I finally got around to watching the first episode of the new series of Cosmos this afternoon.
I was a geek before anyone had heard the word. In the first grade I was reading Asimov non-fiction novels at the rate of one or two each week.
I was restricted in the amount of TV I could watch, but the whole family gathered around the TV to watch Mutual of Omaha's Wild Kingdom. And when Carl Sagan came out with Cosmos, my parents happily let me watch it.
This may not seem like a big deal to kids today, but back then... it was. We had 1 television in the house. And only 4 channels. With 2 parents and 3 kids, choosing a TV program was a major decision.

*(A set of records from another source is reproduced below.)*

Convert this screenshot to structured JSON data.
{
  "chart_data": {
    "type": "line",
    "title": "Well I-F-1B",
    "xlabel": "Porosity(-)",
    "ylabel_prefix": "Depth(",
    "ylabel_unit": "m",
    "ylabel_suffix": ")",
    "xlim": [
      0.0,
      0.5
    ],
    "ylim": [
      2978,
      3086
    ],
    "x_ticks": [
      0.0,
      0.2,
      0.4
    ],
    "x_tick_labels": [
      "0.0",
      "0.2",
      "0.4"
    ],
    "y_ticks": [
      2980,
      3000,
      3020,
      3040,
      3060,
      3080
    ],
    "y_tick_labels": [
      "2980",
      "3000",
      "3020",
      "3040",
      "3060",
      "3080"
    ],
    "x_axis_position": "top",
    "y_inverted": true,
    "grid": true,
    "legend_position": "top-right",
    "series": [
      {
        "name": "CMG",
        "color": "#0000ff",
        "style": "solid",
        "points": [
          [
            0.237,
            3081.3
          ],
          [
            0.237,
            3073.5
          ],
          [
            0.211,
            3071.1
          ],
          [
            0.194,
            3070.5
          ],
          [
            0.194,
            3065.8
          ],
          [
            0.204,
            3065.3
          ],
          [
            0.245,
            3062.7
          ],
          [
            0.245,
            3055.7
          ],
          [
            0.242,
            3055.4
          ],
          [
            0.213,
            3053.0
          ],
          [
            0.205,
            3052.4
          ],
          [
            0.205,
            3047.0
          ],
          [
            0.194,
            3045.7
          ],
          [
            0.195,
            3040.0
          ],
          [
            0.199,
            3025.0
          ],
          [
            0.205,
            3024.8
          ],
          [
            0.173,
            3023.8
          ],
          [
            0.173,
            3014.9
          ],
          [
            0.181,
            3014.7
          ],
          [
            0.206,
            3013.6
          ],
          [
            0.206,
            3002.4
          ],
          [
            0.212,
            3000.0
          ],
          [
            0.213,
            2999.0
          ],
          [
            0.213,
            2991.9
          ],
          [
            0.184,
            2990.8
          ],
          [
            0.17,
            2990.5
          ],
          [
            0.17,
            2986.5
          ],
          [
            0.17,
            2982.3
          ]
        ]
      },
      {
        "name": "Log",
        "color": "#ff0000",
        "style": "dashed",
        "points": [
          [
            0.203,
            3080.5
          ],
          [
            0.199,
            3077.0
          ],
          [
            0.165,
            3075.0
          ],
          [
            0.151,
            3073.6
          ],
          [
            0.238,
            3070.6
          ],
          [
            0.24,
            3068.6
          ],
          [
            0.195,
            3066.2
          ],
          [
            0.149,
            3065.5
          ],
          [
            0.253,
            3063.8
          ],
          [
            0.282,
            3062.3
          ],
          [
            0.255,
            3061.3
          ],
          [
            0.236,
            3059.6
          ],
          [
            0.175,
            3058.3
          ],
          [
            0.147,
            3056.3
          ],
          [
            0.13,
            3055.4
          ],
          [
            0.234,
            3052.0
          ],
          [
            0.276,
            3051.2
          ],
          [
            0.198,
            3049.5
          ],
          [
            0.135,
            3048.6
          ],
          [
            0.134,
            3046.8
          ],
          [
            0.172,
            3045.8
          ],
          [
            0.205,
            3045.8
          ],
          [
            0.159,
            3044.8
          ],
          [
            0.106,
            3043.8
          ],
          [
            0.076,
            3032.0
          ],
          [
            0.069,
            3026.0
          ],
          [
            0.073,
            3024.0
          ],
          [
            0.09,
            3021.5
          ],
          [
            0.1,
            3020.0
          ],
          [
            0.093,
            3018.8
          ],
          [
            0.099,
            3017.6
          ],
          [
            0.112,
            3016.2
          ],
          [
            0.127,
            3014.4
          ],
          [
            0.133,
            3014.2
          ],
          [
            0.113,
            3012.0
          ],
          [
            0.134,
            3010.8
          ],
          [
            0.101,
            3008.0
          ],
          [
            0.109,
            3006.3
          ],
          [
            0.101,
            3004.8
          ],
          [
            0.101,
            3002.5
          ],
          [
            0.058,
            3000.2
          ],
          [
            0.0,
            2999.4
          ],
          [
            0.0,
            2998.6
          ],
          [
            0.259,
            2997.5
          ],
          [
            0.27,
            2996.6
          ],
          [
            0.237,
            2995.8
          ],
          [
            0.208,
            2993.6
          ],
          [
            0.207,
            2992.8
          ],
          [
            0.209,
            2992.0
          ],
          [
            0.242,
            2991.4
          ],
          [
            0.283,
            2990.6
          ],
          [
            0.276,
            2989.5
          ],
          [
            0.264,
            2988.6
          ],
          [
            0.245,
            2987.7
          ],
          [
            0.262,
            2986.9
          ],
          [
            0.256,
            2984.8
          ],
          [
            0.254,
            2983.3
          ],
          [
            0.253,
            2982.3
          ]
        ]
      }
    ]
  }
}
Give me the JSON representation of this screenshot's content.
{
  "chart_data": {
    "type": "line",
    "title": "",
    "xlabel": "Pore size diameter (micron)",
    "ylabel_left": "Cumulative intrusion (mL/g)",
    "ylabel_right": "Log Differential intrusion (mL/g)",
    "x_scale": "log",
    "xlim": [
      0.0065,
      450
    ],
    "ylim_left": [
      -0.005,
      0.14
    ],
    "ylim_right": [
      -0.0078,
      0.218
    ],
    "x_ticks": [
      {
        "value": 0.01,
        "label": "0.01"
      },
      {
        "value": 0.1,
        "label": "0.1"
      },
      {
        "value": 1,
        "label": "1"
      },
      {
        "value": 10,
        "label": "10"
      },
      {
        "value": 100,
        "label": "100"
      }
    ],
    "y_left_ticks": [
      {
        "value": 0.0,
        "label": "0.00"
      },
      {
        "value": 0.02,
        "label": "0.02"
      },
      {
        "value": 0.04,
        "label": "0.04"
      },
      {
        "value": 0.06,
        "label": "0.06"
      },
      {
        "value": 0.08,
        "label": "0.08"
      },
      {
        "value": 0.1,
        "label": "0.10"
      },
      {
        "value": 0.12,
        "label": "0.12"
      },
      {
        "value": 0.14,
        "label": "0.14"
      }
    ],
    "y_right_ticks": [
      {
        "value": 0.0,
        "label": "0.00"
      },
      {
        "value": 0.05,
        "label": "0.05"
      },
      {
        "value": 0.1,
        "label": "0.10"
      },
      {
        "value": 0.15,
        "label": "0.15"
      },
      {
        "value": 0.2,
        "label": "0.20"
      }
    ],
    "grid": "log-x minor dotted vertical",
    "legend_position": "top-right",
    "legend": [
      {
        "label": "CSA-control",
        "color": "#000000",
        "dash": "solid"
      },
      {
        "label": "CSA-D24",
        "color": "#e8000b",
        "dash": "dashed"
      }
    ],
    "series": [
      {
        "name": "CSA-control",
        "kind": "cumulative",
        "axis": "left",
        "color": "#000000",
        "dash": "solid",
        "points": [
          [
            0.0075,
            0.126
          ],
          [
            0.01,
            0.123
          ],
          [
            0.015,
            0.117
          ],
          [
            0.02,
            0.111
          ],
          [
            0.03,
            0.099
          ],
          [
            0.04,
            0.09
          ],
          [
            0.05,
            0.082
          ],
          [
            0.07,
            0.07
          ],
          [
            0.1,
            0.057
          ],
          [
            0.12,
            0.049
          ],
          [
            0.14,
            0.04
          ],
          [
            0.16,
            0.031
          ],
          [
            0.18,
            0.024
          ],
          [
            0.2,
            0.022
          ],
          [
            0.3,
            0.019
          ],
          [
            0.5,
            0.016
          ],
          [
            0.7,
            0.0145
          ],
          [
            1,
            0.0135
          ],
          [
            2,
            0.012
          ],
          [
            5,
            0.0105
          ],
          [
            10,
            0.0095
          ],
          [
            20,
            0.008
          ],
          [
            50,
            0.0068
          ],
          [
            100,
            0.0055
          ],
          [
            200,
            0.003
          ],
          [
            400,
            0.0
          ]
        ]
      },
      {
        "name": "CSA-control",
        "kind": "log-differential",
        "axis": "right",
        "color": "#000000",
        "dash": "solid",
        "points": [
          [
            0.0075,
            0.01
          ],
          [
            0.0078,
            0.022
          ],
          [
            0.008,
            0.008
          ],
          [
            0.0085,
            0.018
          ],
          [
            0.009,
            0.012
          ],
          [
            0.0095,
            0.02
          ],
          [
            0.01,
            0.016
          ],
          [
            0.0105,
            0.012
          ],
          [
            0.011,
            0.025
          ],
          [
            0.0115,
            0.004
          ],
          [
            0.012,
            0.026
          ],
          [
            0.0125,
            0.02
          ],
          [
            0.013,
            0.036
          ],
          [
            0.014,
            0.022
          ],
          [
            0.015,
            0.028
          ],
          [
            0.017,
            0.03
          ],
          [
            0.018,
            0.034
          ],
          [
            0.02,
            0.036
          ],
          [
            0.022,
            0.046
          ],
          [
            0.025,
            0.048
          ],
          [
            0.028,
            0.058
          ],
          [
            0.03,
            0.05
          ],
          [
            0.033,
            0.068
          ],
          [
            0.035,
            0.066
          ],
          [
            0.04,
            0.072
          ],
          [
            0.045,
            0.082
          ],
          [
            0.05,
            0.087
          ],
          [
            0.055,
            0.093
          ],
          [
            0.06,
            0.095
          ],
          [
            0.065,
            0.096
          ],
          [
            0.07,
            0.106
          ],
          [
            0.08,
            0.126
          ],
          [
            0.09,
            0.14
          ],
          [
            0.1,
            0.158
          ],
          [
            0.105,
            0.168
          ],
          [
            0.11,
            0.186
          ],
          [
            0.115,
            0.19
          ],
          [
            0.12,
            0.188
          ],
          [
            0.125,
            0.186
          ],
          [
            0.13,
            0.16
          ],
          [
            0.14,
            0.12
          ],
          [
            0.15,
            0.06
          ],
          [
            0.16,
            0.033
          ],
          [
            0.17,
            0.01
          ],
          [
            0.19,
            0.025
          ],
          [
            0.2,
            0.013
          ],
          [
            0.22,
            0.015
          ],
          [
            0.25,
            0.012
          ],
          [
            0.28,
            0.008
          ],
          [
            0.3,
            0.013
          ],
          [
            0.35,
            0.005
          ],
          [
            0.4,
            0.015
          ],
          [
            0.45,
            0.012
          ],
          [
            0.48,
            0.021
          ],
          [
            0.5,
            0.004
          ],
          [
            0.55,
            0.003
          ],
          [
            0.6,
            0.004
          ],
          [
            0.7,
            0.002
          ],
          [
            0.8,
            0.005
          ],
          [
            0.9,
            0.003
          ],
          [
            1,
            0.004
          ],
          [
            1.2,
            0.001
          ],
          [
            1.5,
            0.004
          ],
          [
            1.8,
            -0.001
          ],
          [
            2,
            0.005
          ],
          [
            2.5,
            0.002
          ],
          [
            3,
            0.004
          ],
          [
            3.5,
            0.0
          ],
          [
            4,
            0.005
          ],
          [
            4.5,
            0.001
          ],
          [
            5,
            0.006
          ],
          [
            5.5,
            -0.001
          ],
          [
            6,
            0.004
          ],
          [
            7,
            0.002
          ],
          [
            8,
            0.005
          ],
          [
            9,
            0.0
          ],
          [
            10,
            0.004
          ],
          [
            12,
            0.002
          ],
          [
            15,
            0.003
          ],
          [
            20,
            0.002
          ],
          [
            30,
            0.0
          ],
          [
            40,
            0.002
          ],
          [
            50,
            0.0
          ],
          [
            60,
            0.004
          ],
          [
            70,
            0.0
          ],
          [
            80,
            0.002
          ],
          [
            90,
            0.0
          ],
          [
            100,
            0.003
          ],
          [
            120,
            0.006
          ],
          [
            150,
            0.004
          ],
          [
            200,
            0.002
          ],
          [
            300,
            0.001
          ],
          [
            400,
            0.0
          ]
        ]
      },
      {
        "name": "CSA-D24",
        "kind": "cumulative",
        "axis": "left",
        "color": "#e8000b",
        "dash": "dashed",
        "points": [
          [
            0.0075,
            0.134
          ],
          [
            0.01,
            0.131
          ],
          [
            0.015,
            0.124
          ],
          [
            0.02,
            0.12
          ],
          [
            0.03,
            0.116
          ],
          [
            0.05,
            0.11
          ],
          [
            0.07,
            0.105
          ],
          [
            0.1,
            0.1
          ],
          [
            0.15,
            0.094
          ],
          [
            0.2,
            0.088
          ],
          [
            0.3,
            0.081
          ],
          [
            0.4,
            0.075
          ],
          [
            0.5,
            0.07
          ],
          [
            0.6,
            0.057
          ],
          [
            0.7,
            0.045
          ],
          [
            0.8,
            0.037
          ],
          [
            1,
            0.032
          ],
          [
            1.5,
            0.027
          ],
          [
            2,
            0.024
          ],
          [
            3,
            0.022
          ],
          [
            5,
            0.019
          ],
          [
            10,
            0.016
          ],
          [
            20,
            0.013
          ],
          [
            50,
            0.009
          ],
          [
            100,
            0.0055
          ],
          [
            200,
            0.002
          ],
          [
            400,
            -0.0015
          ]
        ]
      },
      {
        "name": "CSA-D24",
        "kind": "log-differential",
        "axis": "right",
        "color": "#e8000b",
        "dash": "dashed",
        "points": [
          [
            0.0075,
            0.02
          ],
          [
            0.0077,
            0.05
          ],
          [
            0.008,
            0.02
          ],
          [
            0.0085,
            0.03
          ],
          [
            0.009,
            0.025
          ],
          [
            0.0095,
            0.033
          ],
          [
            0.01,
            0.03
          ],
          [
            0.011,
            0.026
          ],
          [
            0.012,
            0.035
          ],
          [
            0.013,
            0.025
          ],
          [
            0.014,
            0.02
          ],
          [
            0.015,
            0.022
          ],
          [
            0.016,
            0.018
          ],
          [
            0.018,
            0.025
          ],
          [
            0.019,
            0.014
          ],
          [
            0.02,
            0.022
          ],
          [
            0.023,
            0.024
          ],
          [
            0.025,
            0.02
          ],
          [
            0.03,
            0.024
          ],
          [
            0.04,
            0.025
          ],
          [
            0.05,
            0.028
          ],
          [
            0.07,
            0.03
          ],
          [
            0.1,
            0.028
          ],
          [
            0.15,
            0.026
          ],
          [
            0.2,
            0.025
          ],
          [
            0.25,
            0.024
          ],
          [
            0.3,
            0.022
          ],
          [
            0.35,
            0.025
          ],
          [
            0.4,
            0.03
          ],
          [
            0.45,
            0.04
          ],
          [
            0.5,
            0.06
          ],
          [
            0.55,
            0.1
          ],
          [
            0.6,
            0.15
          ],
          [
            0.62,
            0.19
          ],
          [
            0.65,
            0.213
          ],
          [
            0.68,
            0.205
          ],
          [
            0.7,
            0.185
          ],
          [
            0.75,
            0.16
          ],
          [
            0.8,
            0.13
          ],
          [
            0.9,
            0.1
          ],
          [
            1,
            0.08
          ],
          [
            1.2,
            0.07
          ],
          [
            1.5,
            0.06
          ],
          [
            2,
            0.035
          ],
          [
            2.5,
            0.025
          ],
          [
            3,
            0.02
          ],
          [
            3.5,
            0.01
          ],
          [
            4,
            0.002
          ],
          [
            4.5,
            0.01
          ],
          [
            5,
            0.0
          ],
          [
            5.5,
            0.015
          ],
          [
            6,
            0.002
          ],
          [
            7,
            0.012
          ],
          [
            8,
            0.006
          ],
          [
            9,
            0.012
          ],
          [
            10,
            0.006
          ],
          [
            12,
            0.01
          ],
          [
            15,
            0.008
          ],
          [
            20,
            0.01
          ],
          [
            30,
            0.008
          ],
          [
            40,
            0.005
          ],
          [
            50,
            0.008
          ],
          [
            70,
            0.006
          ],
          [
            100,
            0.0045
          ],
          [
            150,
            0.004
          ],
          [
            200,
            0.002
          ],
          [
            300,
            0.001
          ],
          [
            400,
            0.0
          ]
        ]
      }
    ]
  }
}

And choosing PBS instead of one of the big 3? Best not talk about that.
Cosmos was a dear friend to me growing up, and when I heard it was being revived, I had severely mixed feelings. On the one hand, I support any program that popularizes and encourages science. On the other hand, I have seen how "science programs" have been turned into "bubblegum bullshit". On the gripping hand, Sagan was one of the "Saints of Science" that helped me to understand and question the universe.
So... I watched the pilot episode of the new Cosmos with trepidation. I feared that it would be a watered-down bubble-gum version written to ensure that nobody was offended.
I was wrong.
And then I heard the phrase that broke down the walls and brought tears to my eyes.
"You... me.... we are all [just] star stuff."
Thank you, Mr. Tyson, for reminding me of all the people who taught me to love the wonder and mystery of science. It is my sincerest hope that you can inspire a new generation the way that Dr. Sagan did for mine.
Now... if you will all excuse me, I'm going to pour another glass of scotch, grab a new box of Kleenex, and watch the next episode.
 My mother actually went down to our small-town library and told them that I would be given an "adult" library card, and allowed to read any book I wanted to. Among the restrictions of the "children's card" was not being allowed to use the paperback exchange. The library had a couple paperback racks that were outside the normal check-out process. Anyone could take from or donate to these racks. That's where I found all the best non-fiction science books.